If I get really brave, I might add some ornamentation, redo those shaded relief mountains (currently removed), and put on a graticule.

So, what needs improvement?  Be nit-picky; this is going in my portfolio, so I want it to be as impressive as possible.

----------


## Ascension

If I had to pick nits I'd color those icons with more than just white but otherwise I'd just let the nits live out their lives happily ever after.

----------


## Gandwarf

Yes, I think colored icons would look better. Otherwise it is a good map. It's not just a copy of the map in the books, it has its own style. Very good.

Oh, and the Wheel of Time is cool. Still anxious about the last book...

----------


## Steel General

Yup, have to agree with Ascension & Gandwarf on the colored icons. 

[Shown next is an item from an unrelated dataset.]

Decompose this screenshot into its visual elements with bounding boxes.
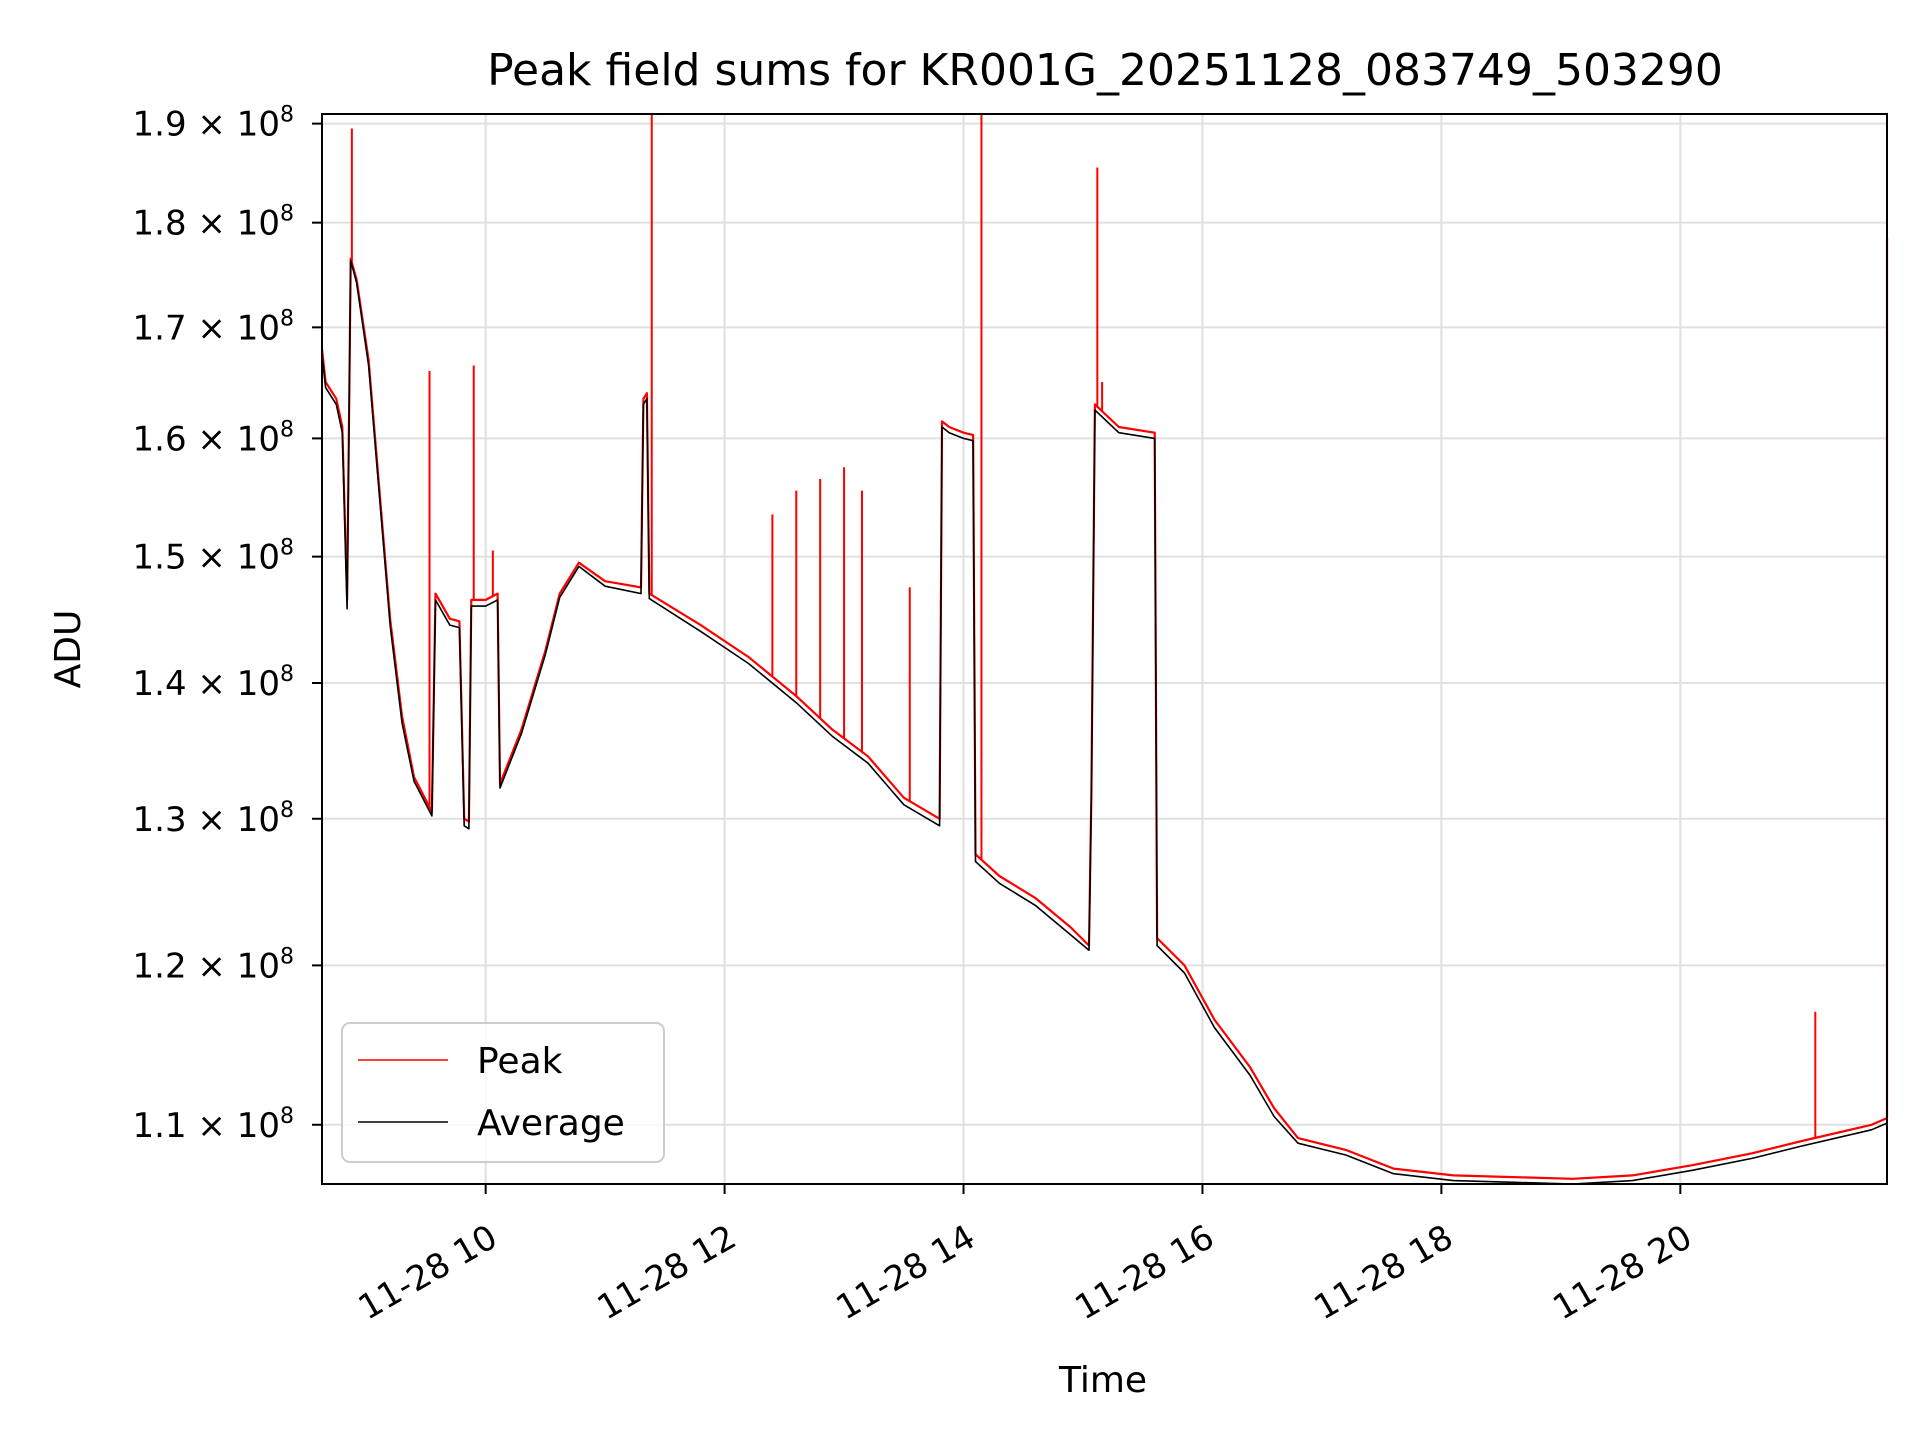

For me personally, I would add a bit more color to the waste lands and Shayol Ghul (sp?) to give them a bit more distinctiveness.

----------


## Midgardsormr

Hmmm... I think I agree about the icons.  Some of them could also use more detail.  They're so small that I don't think detailed color would work, but I might try out the national colors for each of them and see how that goes.  Andor's White Lion, of course, will have to remain white, as will Whitebridge.  Well.  

I wasn't happy with the black text, so I changed the text over the water to the same blue I used for the coastline, rivers, and compass.  The text over the land became a dark green.  And I added the scale bar.  I tested the shaded relief mountains, but I didn't like the way they looked, so I abandoned that notion for now.

And, finally, I applied a text mask to make the labels slightly more legible, per HR's atlas tutorial.  I'll test out the colored icons before I post another image.

----------


## Midgardsormr

I hereby declare this map complete.  I have posted the final version in the Finished Maps section here: http://www.cartographersguild.com/sh...1091#post41091

Of course, if someone makes a good suggestion, I will probably still implement it.

----------


## Midgardsormr

As promised, my icons in relatively hi-res png format.  I've left them white, but they can obviously be recolored as needed.

Amador, Andor, Arad Doman, Cairhien, Chachin

----------


## Midgardsormr

Ebou Dar, Fal Dara, Falme, Fal Moran, Far Madding

----------


## Midgardsormr

Ghealdan, Godan, Illian, Lugard, Manetheren

----------


## Midgardsormr

Mayene, Salidar, Shol Arbela, the Stone of Tear, Tarabon

----------


## Midgardsormr

Tar Valon, and Whitebridge

----------


## Steel General

Very nice Midgard!

----------